- Russell Wald, director of the Stanford Institute for Human-Centered Artificial Intelligence, told Politico he warned Congress about large language models before ChatGPT’s November 2022 launch and was ignored; he says the same pattern is now playing out with world models.
- World models analyze multimodal data — video, images, text, audio, and sensor inputs — to construct and simulate three-dimensional physical environments, requiring physical hardware such as robots in addition to compute.
- A bipedal robot built by Chinese smartphone maker Honor recently broke the human half-marathon record, illustrating China’s growing lead in physical AI hardware deployment.

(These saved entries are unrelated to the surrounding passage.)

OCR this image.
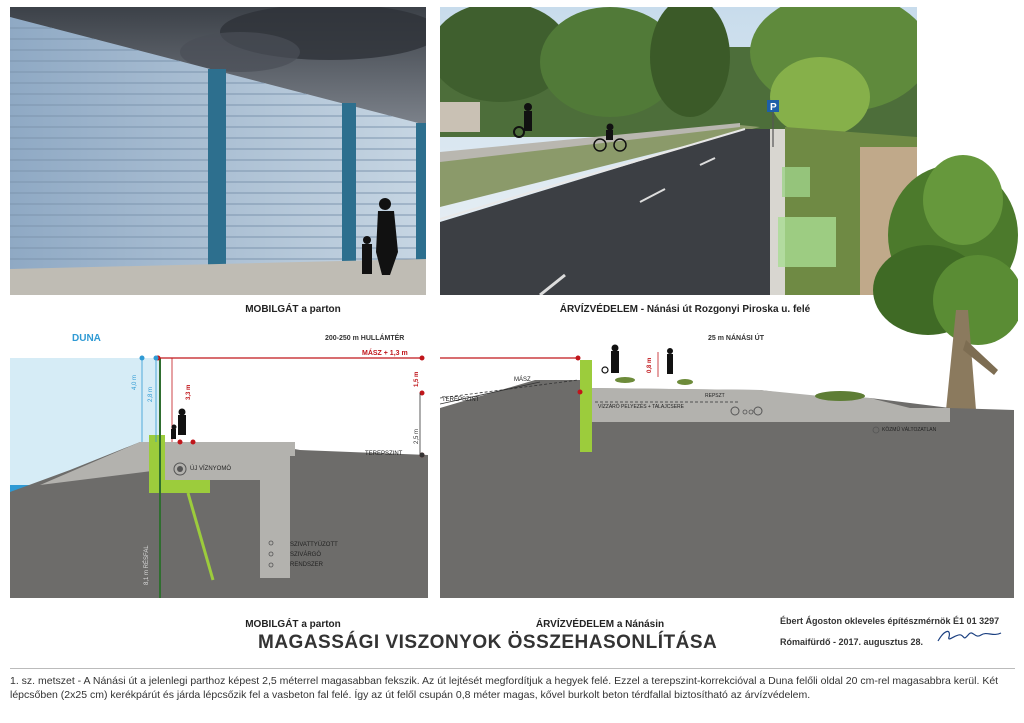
P
MOBILGÁT a parton	ÁRVÍZVÉDELEM - Nánási út Rozgonyi Piroska u. felé
DUNA	200-250 m HULLÁMTÉR
MÁSZ + 1,3 m
4,0 m
2,8 m	3,3 m
1,5 m
2,5 m
TEREPSZINT
ÚJ VÍZNYOMÓ
SZIVATTYÚZOTT
SZIVÁRGÓ
RENDSZER
8,1 m RÉSFAL
25 m NÁNÁSI ÚT
MÁSZ
TEREPSZINT
0,8 m
VÍZZÁRÓ PELYEZÉS + TALAJCSERE
REPSZT
KÖZMŰ VÁLTOZATLAN
MOBILGÁT a parton	ÁRVÍZVÉDELEM a Nánásin
MAGASSÁGI VISZONYOK ÖSSZEHASONLÍTÁSA
Ébert Ágoston okleveles építészmérnök É1 01 3297
Rómaifürdő - 2017. augusztus 28.
1. sz. metszet - A Nánási út a jelenlegi parthoz képest 2,5 méterrel magasabban fekszik. Az út lejtését megfordítjuk a hegyek felé. Ezzel a terepszint-korrekcióval a Duna felőli oldal 20 cm-rel magasabbra kerül. Két lépcsőben (2x25 cm) kerékpárút és járda lépcsőzik fel a vasbeton fal felé. Így az út felől csupán 0,8 méter magas, kővel burkolt beton térdfallal biztosítható az árvízvédelem.
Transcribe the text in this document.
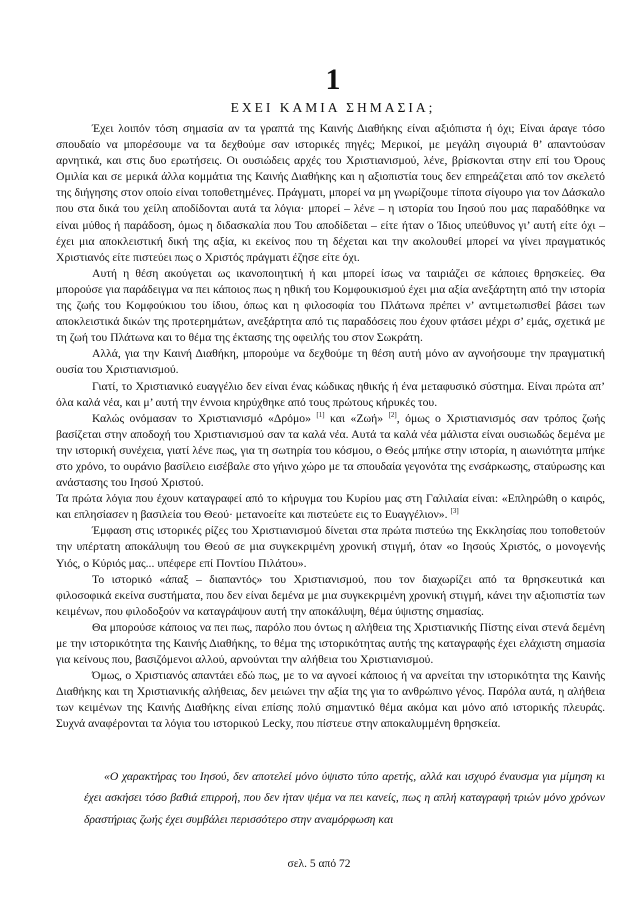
1
ΕΧΕΙ ΚΑΜΙΑ ΣΗΜΑΣΙΑ;

Έχει λοιπόν τόση σημασία αν τα γραπτά της Καινής Διαθήκης είναι αξιόπιστα ή όχι; Είναι άραγε τόσο σπουδαίο να μπορέσουμε να τα δεχθούμε σαν ιστορικές πηγές; Μερικοί, με μεγάλη σιγουριά θ’ απαντούσαν αρνητικά, και στις δυο ερωτήσεις. Οι ουσιώδεις αρχές του Χριστιανισμού, λένε, βρίσκονται στην επί του Όρους Ομιλία και σε μερικά άλλα κομμάτια της Καινής Διαθήκης και η αξιοπιστία τους δεν επηρεάζεται από τον σκελετό της διήγησης στον οποίο είναι τοποθετημένες. Πράγματι, μπορεί να μη γνωρίζουμε τίποτα σίγουρο για τον Δάσκαλο που στα δικά του χείλη αποδίδονται αυτά τα λόγια· μπορεί – λένε – η ιστορία του Ιησού που μας παραδόθηκε να είναι μύθος ή παράδοση, όμως η διδασκαλία που Του αποδίδεται – είτε ήταν ο Ίδιος υπεύθυνος γι’ αυτή είτε όχι – έχει μια αποκλειστική δική της αξία, κι εκείνος που τη δέχεται και την ακολουθεί μπορεί να γίνει πραγματικός Χριστιανός είτε πιστεύει πως ο Χριστός πράγματι έζησε είτε όχι.

Αυτή η θέση ακούγεται ως ικανοποιητική ή και μπορεί ίσως να ταιριάζει σε κάποιες θρησκείες. Θα μπορούσε για παράδειγμα να πει κάποιος πως η ηθική του Κομφουκισμού έχει μια αξία ανεξάρτητη από την ιστορία της ζωής του Κομφούκιου του ίδιου, όπως και η φιλοσοφία του Πλάτωνα πρέπει ν’ αντιμετωπισθεί βάσει των αποκλειστικά δικών της προτερημάτων, ανεξάρτητα από τις παραδόσεις που έχουν φτάσει μέχρι σ’ εμάς, σχετικά με τη ζωή του Πλάτωνα και το θέμα της έκτασης της οφειλής του στον Σωκράτη.

Αλλά, για την Καινή Διαθήκη, μπορούμε να δεχθούμε τη θέση αυτή μόνο αν αγνοήσουμε την πραγματική ουσία του Χριστιανισμού.

Γιατί, το Χριστιανικό ευαγγέλιο δεν είναι ένας κώδικας ηθικής ή ένα μεταφυσικό σύστημα. Είναι πρώτα απ’ όλα καλά νέα, και μ’ αυτή την έννοια κηρύχθηκε από τους πρώτους κήρυκές του.

Καλώς ονόμασαν το Χριστιανισμό «Δρόμο» [1] και «Ζωή» [2], όμως ο Χριστιανισμός σαν τρόπος ζωής βασίζεται στην αποδοχή του Χριστιανισμού σαν τα καλά νέα. Αυτά τα καλά νέα μάλιστα είναι ουσιωδώς δεμένα με την ιστορική συνέχεια, γιατί λένε πως, για τη σωτηρία του κόσμου, ο Θεός μπήκε στην ιστορία, η αιωνιότητα μπήκε στο χρόνο, το ουράνιο βασίλειο εισέβαλε στο γήινο χώρο με τα σπουδαία γεγονότα της ενσάρκωσης, σταύρωσης και ανάστασης του Ιησού Χριστού.

Τα πρώτα λόγια που έχουν καταγραφεί από το κήρυγμα του Κυρίου μας στη Γαλιλαία είναι: «Επληρώθη ο καιρός, και επλησίασεν η βασιλεία του Θεού· μετανοείτε και πιστεύετε εις το Ευαγγέλιον». [3]

Έμφαση στις ιστορικές ρίζες του Χριστιανισμού δίνεται στα πρώτα πιστεύω της Εκκλησίας που τοποθετούν την υπέρτατη αποκάλυψη του Θεού σε μια συγκεκριμένη χρονική στιγμή, όταν «ο Ιησούς Χριστός, ο μονογενής Υιός, ο Κύριός μας... υπέφερε επί Ποντίου Πιλάτου».

Το ιστορικό «άπαξ – διαπαντός» του Χριστιανισμού, που τον διαχωρίζει από τα θρησκευτικά και φιλοσοφικά εκείνα συστήματα, που δεν είναι δεμένα με μια συγκεκριμένη χρονική στιγμή, κάνει την αξιοπιστία των κειμένων, που φιλοδοξούν να καταγράψουν αυτή την αποκάλυψη, θέμα ύψιστης σημασίας.

Θα μπορούσε κάποιος να πει πως, παρόλο που όντως η αλήθεια της Χριστιανικής Πίστης είναι στενά δεμένη με την ιστορικότητα της Καινής Διαθήκης, το θέμα της ιστορικότητας αυτής της καταγραφής έχει ελάχιστη σημασία για κείνους που, βασιζόμενοι αλλού, αρνούνται την αλήθεια του Χριστιανισμού.

Όμως, ο Χριστιανός απαντάει εδώ πως, με το να αγνοεί κάποιος ή να αρνείται την ιστορικότητα της Καινής Διαθήκης και τη Χριστιανικής αλήθειας, δεν μειώνει την αξία της για το ανθρώπινο γένος. Παρόλα αυτά, η αλήθεια των κειμένων της Καινής Διαθήκης είναι επίσης πολύ σημαντικό θέμα ακόμα και μόνο από ιστορικής πλευράς. Συχνά αναφέρονται τα λόγια του ιστορικού Lecky, που πίστευε στην αποκαλυμμένη θρησκεία.

«Ο χαρακτήρας του Ιησού, δεν αποτελεί μόνο ύψιστο τύπο αρετής, αλλά και ισχυρό έναυσμα για μίμηση κι έχει ασκήσει τόσο βαθιά επιρροή, που δεν ήταν ψέμα να πει κανείς, πως η απλή καταγραφή τριών μόνο χρόνων δραστήριας ζωής έχει συμβάλει περισσότερο στην αναμόρφωση και

σελ. 5 από 72
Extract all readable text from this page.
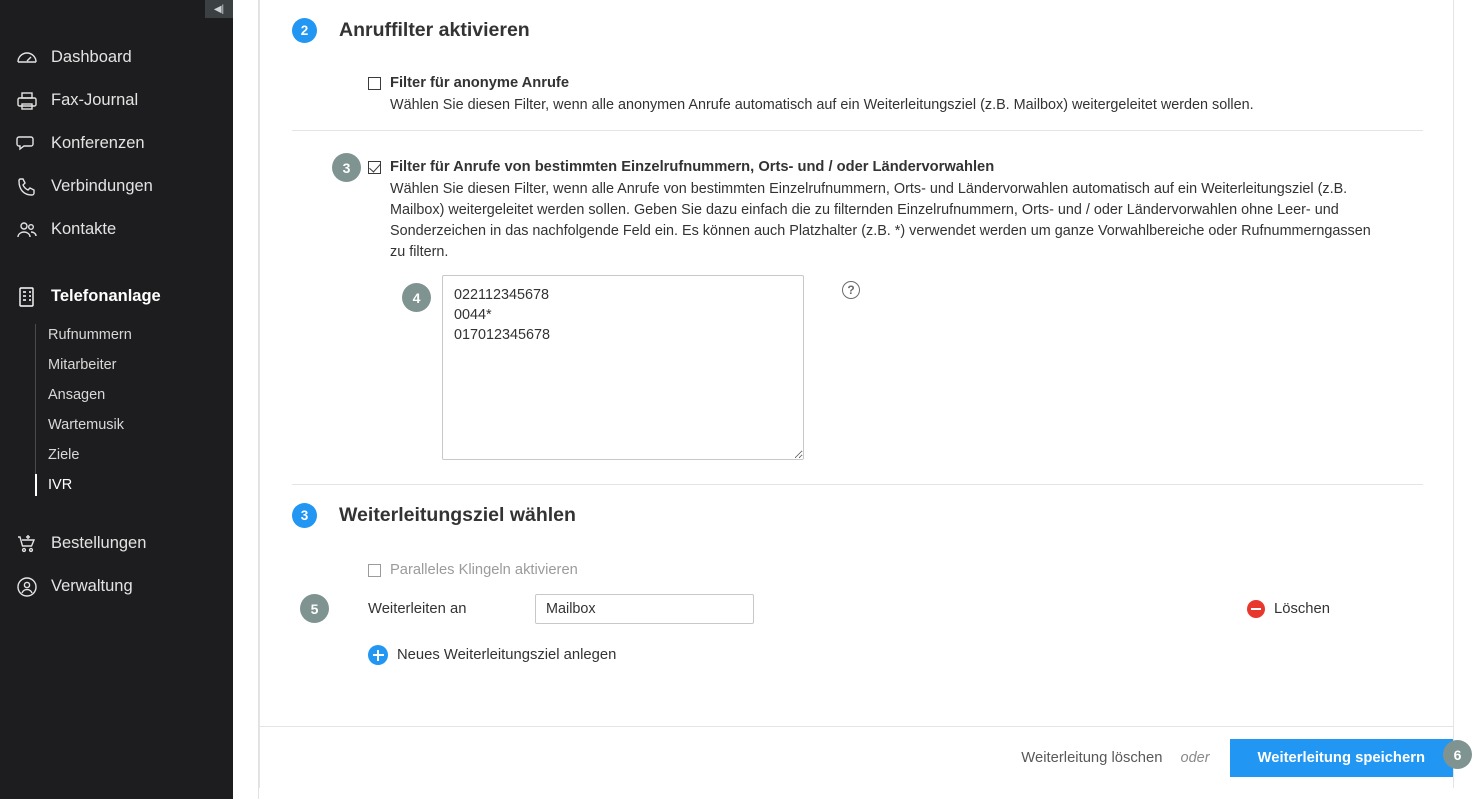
◀|
Dashboard
Fax-Journal
Konferenzen
Verbindungen
Kontakte
Telefonanlage
Rufnummern
Mitarbeiter
Ansagen
Wartemusik
Ziele
IVR
Bestellungen
Verwaltung
2	Anruffilter aktivieren
Filter für anonyme Anrufe
Wählen Sie diesen Filter, wenn alle anonymen Anrufe automatisch auf ein Weiterleitungsziel (z.B. Mailbox) weitergeleitet werden sollen.
3	Filter für Anrufe von bestimmten Einzelrufnummern, Orts- und / oder Ländervorwahlen
Wählen Sie diesen Filter, wenn alle Anrufe von bestimmten Einzelrufnummern, Orts- und Ländervorwahlen automatisch auf ein Weiterleitungsziel (z.B. Mailbox) weitergeleitet werden sollen. Geben Sie dazu einfach die zu filternden Einzelrufnummern, Orts- und / oder Ländervorwahlen ohne Leer- und Sonderzeichen in das nachfolgende Feld ein. Es können auch Platzhalter (z.B. *) verwendet werden um ganze Vorwahlbereiche oder Rufnummerngassen zu filtern.
4
022112345678 0044* 017012345678	?
3	Weiterleitungsziel wählen
Paralleles Klingeln aktivieren
5	Weiterleiten an	Mailbox	Löschen
Neues Weiterleitungsziel anlegen
Weiterleitung löschen oder	Weiterleitung speichern	6
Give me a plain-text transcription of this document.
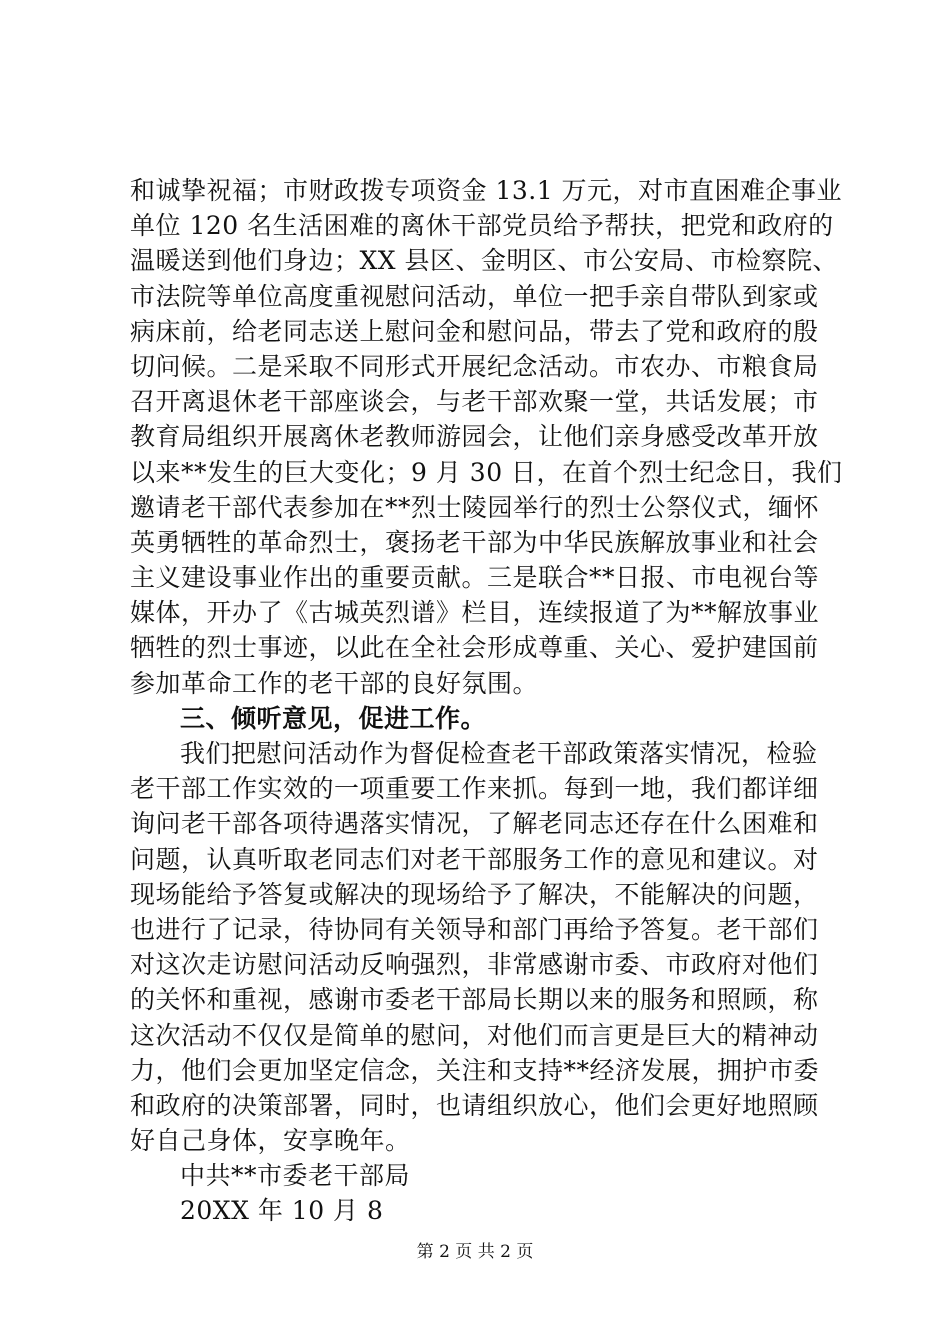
和诚挚祝福；市财政拨专项资金 13.1 万元，对市直困难企事业
单位 120 名生活困难的离休干部党员给予帮扶，把党和政府的
温暖送到他们身边；XX 县区、金明区、市公安局、市检察院、
市法院等单位高度重视慰问活动，单位一把手亲自带队到家或
病床前，给老同志送上慰问金和慰问品，带去了党和政府的殷
切问候。二是采取不同形式开展纪念活动。市农办、市粮食局
召开离退休老干部座谈会，与老干部欢聚一堂，共话发展；市
教育局组织开展离休老教师游园会，让他们亲身感受改革开放
以来**发生的巨大变化；9 月 30 日，在首个烈士纪念日，我们
邀请老干部代表参加在**烈士陵园举行的烈士公祭仪式，缅怀
英勇牺牲的革命烈士，褒扬老干部为中华民族解放事业和社会
主义建设事业作出的重要贡献。三是联合**日报、市电视台等
媒体，开办了《古城英烈谱》栏目，连续报道了为**解放事业
牺牲的烈士事迹，以此在全社会形成尊重、关心、爱护建国前
参加革命工作的老干部的良好氛围。
三、倾听意见，促进工作。
我们把慰问活动作为督促检查老干部政策落实情况，检验
老干部工作实效的一项重要工作来抓。每到一地，我们都详细
询问老干部各项待遇落实情况，了解老同志还存在什么困难和
问题，认真听取老同志们对老干部服务工作的意见和建议。对
现场能给予答复或解决的现场给予了解决，不能解决的问题，
也进行了记录，待协同有关领导和部门再给予答复。老干部们
对这次走访慰问活动反响强烈，非常感谢市委、市政府对他们
的关怀和重视，感谢市委老干部局长期以来的服务和照顾，称
这次活动不仅仅是简单的慰问，对他们而言更是巨大的精神动
力，他们会更加坚定信念，关注和支持**经济发展，拥护市委
和政府的决策部署，同时，也请组织放心，他们会更好地照顾
好自己身体，安享晚年。
中共**市委老干部局
20XX 年 10 月 8
第 2 页 共 2 页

- Researchers warn that world models raise governance challenges around privacy, labor markets, national security, and autonomous weapons that existing US regulatory frameworks do not address.
What Happened
Researchers including Russell Wald, director of the Stanford Institute for Human-Centered Artificial Intelligence, are warning that US policymakers are unprepared for the rise of world models — AI systems that simulate physical environments — repeating the legislative inattention that preceded the arrival of large language models. The warnings appeared in a Politico feature published in April 2026, as reported by The Decoder. Wald told Politico he had briefed Congress on large language models before ChatGPT launched in November 2022, found little engagement, and now observes that many lawmakers still do not know what a world model is.
Why It Matters
World models differ architecturally from large language models: while LLMs predict the next token in a text sequence, world models build representations of physical three-dimensional environments from multimodal data streams. Yann LeCun, chief AI scientist at Meta and a key figure in neural network research, has described world models as a foundational component of advanced AI systems. China’s physical AI deployment is already advancing: a bipedal robot manufactured by Honor, a Chinese smartphone maker, recently broke the human half-marathon record, marking a concrete performance milestone in autonomous robotics.
Technical Details
World models ingest concurrent streams of video, still images, text, audio, and sensor data to construct and simulate 3D environments. This architecture requires substantially more than compute alone — physical hardware including robots, sensors, and actuators must accompany the software systems. Blaine Fisher of Tulane University told Politico that meeting the data demands of language models was already a challenge, and world models add physical infrastructure requirements on top. The umbrella term researchers use for these applications is “Physical AI,” with use cases spanning warehouse and home robotics, autonomous vehicles, and molecular environment simulation for pharmaceutical drug discovery.
Who’s Affected
US robotics supply chains face the most direct near-term pressure. Wald warned Politico that a breakthrough in world model research could leave the US having “given these systems a brain” but lacking the supply chains for the physical hardware they require — an analogy he draws to the US falling behind on 5G infrastructure. Fisher raised a separate consumer-facing risk: sufficiently immersive virtual environments with lifelike physics and AI avatars could prompt meaningful numbers of people to disengage from physical society, a societal dynamic with no direct precedent in language model deployments.
What’s Next
The US technology industry is pressing for a national robotics strategy that would address supply chain gaps and coordinate domestic manufacturing capacity. Wald argues that world models require governance frameworks specifically designed for physical-world AI — covering real-world sensing and privacy implications, labor market disruption from physical automation, and national security risks from surveillance systems and autonomous weapons — none of which are addressed by frameworks currently on the books in US law.